Mit ihrem Engagement und originellen Stadtführungen hält Uta Kessel die Erinnerungen an die Dichterin Eugenie Marlitt wach.
Von Anke Engelmann
»Gestatten: Eugenie Marlitt«, sagt die Dame im schwarz-grünen Moosröschenkleid. Am Arm Pompadour und Spitzenschirm, unter der gerüschten Haube lugt schwarzes Haar hervor, lebhafte Augen hinter einem Brillengestell aus einfachem Metall, das vielleicht von Schreibarbeit bei flackerndem Kerzen- oder Gaslicht zeugt.

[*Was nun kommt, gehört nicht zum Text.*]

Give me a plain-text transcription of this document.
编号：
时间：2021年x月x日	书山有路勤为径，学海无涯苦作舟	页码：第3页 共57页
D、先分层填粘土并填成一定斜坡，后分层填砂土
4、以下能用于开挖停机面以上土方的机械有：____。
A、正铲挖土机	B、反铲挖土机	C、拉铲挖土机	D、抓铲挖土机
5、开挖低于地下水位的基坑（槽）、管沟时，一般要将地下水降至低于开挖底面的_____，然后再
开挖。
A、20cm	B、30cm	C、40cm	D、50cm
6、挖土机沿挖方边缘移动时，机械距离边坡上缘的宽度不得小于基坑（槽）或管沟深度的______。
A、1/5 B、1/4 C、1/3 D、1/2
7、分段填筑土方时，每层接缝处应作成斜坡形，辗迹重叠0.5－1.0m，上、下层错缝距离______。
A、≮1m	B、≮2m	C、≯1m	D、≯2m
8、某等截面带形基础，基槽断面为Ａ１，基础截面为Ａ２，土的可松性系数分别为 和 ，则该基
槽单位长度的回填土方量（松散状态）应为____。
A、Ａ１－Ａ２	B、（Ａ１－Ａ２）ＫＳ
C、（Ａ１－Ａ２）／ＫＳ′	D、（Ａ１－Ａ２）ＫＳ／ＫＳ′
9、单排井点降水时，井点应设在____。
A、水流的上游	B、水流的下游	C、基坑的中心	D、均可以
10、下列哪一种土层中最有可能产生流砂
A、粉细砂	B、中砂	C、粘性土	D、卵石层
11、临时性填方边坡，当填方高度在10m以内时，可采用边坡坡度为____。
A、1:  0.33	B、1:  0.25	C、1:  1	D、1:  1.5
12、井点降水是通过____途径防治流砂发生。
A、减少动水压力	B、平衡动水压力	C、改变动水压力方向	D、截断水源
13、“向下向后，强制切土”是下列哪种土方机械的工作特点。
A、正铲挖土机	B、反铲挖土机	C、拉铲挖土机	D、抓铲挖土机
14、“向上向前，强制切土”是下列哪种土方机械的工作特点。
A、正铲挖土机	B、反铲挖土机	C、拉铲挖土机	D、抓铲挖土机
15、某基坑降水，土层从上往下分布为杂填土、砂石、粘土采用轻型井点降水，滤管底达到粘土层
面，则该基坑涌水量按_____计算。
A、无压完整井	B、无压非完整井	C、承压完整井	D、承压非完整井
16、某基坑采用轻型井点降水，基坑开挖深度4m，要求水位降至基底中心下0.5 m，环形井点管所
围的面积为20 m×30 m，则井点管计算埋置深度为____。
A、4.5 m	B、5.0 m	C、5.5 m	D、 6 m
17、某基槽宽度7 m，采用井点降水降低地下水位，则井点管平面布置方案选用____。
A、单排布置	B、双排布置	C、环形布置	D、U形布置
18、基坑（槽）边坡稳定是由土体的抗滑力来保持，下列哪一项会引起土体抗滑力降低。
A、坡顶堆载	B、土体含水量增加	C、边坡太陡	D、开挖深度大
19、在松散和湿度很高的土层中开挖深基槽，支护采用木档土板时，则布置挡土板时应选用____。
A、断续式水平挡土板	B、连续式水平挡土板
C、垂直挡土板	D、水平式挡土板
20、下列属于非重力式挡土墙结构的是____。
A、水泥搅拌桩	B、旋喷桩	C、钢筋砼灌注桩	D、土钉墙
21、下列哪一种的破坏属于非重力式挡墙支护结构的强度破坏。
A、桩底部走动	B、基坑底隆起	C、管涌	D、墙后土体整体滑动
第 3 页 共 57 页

Wie es sich für eine Dichterin gehört, stellt sich Eugenie Marlitt, alias Stadtführerin Uta Kessel, den Besuchern in Versen vor:
Uta Kessel: »Es grüßt Sie Frau Marlitt / Man kennt mich genau / Ich bin eine echte Arnstädter Frau. Elf Bücher habe ich einst nur geschrieben / Doch bin ich der Welt im Gedächtnis geblieben / Und für Sie zur Stadtführung in heutiger Zeit / dafür zog ich an mein Moosröschen-Kleid, / und darf so in Ihrer Mitte sein: / Da fällt mir überhaupt nichts Schöneres ein!«.
Mit diesen Versen begann 1992 Uta Kessels zweites Leben als Eugenie John, alias Marlitt.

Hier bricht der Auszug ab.